User-defined Aggregate Functions (UDAFs)
Arroyo SQL supports User-Defined Aggregate Functions, allowing you to extend the system’s capabilities with custom aggregation logic written in Rust. UDAFs can be registered via the SQL API call or the Web UI.
How to Define a UDAF
In Rust, UDAFs are defined as functions that take some number of Vec<T>
as an argument, where T
is any valid SQL data type.
Example
Here’s a simple UDAF for calculating the median of a set of integers:
fn my_median(mut args: Vec<i64>) -> Option<f64> {
if args.is_empty() {
return None;
}
args.sort();
let mid = args.len() / 2;
if args.len() % 2 == 0 {
Some((args[mid] + args[mid - 1]) as f64 / 2.0)
} else {
Some(args[mid] as f64)
}
}
You can then use this UDAF within an SQL query:
SELECT my_median(bid.price), bid.auction, session(interval '10 second') as session
FROM nexmark
GROUP BY 2,3
Nullability
If a UDAF argument type is an Option
(e.g., Vec<Option<i64>>
), the UDAF will be invoked with all inputs, including NULL
s.
Otherwise, only non-null arguments will be passed down to the UDAF.
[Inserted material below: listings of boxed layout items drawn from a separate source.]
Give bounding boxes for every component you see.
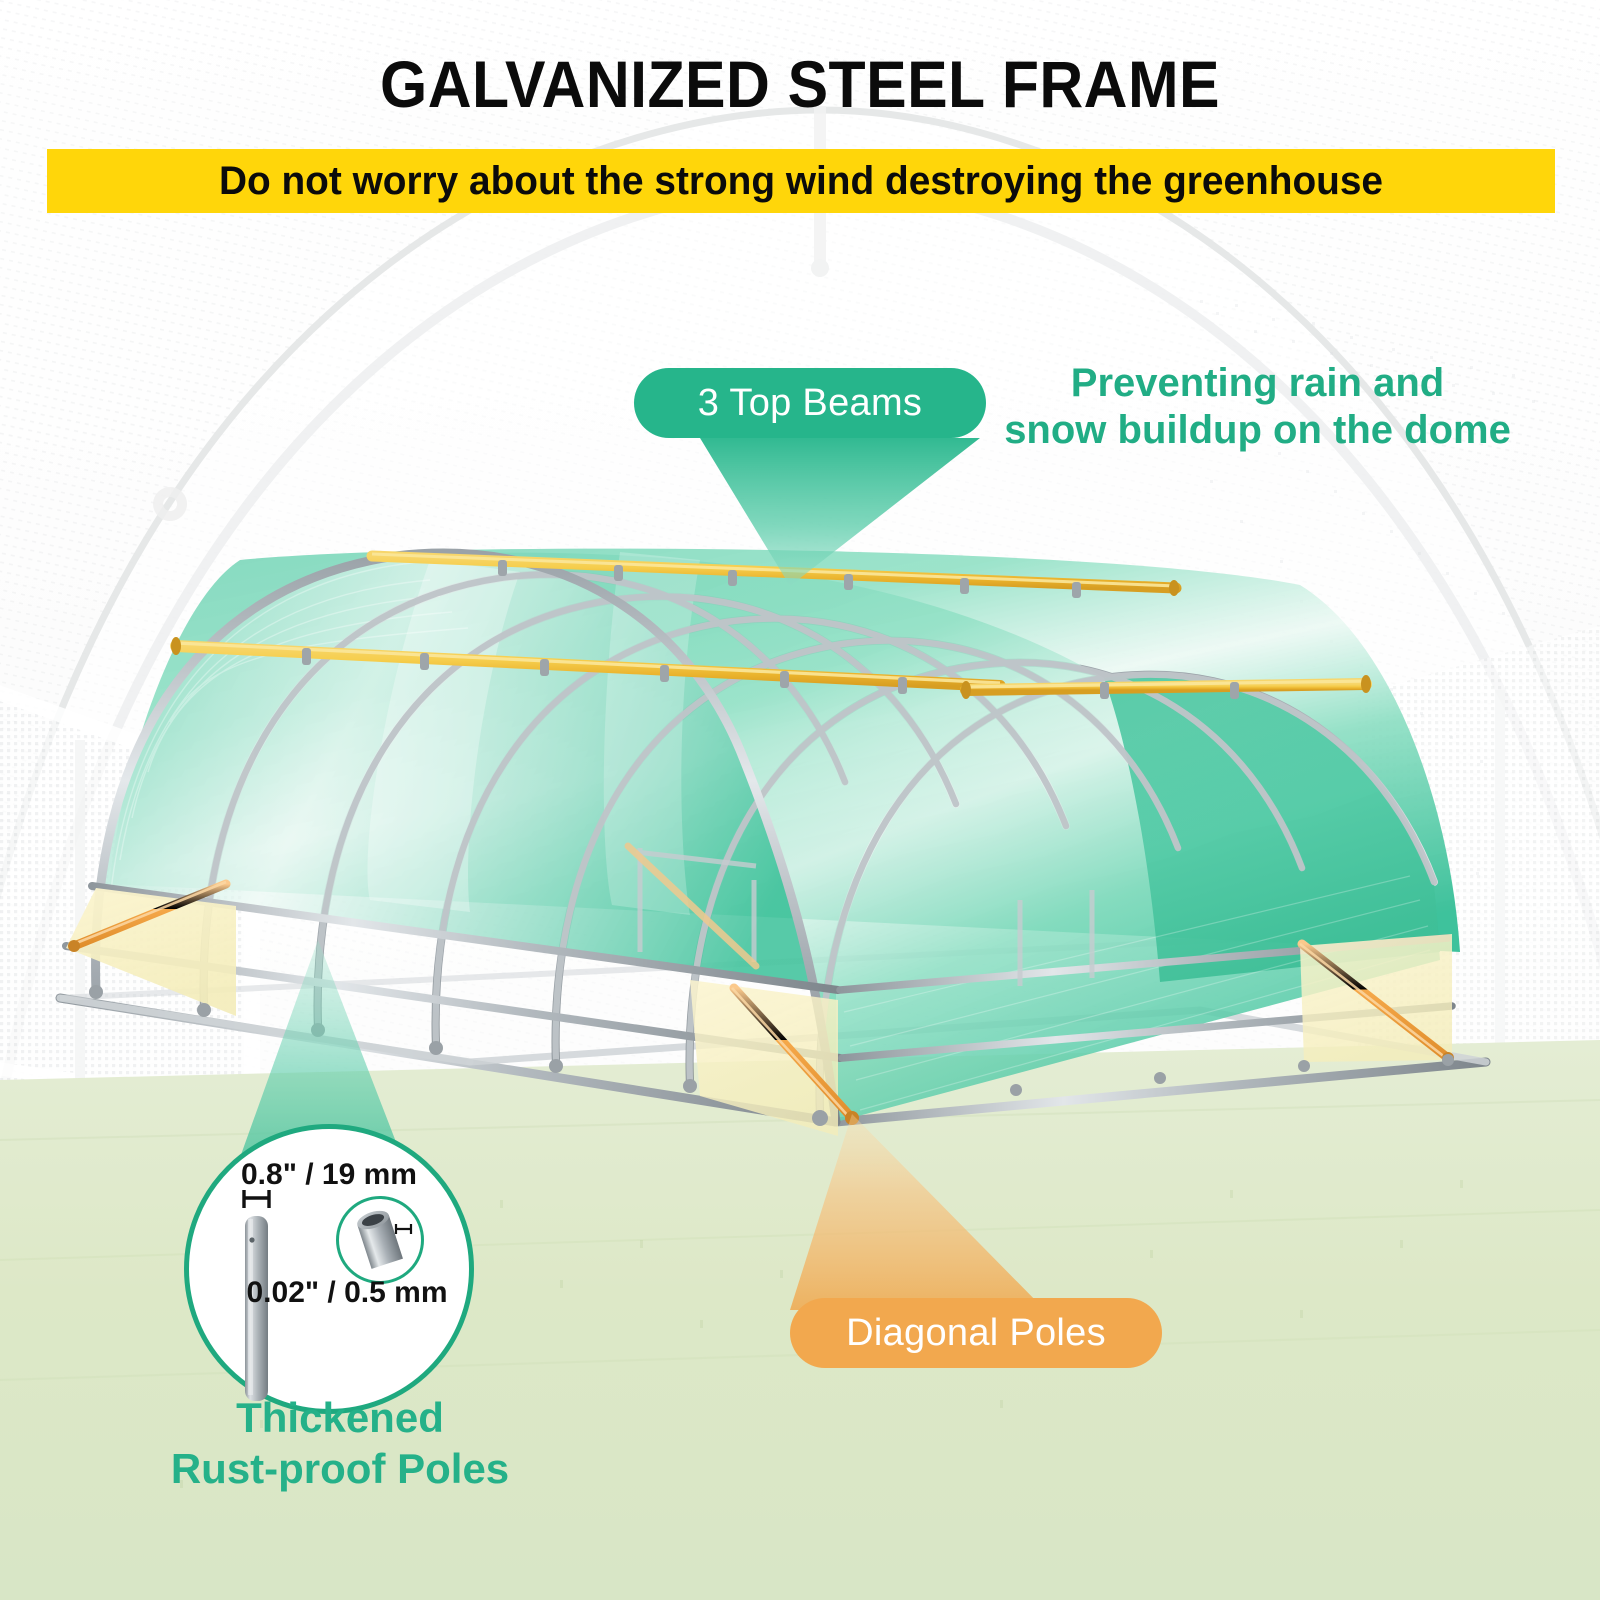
- benefit-text: Preventing rain and snow buildup on the …: [960, 360, 1555, 454]
- pole-wall-thickness-label: 0.02" / 0.5 mm: [222, 1276, 472, 1310]
- tagline-banner: Do not worry about the strong wind destr…: [47, 149, 1555, 213]
- diameter-bracket: [244, 1190, 269, 1208]
- callout-top-beams[interactable]: 3 Top Beams: [634, 368, 986, 438]
- page-title: GALVANIZED STEEL FRAME: [64, 46, 1536, 122]
- product-feature-image: GALVANIZED STEEL FRAME Do not worry abou…: [0, 0, 1600, 1600]
- benefit-text-line2: snow buildup on the dome: [960, 407, 1555, 454]
- pole-detail-caption-line2: Rust-proof Poles: [171, 1445, 509, 1492]
- callout-diagonal-poles-label: Diagonal Poles: [846, 1312, 1106, 1355]
- tube-cross-section: [339, 1199, 421, 1281]
- callout-top-beams-label: 3 Top Beams: [698, 382, 922, 425]
- benefit-text-line1: Preventing rain and: [1071, 361, 1444, 405]
- pole-detail-graphics: [184, 1124, 474, 1414]
- callout-diagonal-poles[interactable]: Diagonal Poles: [790, 1298, 1162, 1368]
- tagline-text: Do not worry about the strong wind destr…: [70, 149, 1533, 213]
- pole-detail-caption-line1: Thickened: [236, 1394, 444, 1441]
- pole-detail-caption: Thickened Rust-proof Poles: [110, 1392, 570, 1494]
- pole-cross-section-circle: [336, 1196, 424, 1284]
- thickness-bracket: [396, 1224, 411, 1234]
- pole-detail-callout: 0.8" / 19 mm: [184, 1124, 474, 1414]
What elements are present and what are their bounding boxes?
Unlike UDFs, UDAFs will always be invoked, although possibly with empty input vectors.
Debugging
If a UDAF encounters a panic while, diagnostic information is logged to the worker logs. Note that these logs are not currently accessible via the Web UI. If the UDAF fails to compile this will show up in the compilation service.
Future Work
UDAF support is still in its early stages. Here are some features we plan to add in the future:
- Support for ORDER BY clauses within the UDAF SQL expression.
- Support for UDAFs in non-windowed aggregations.
- Support for incrementally computed UDAFs.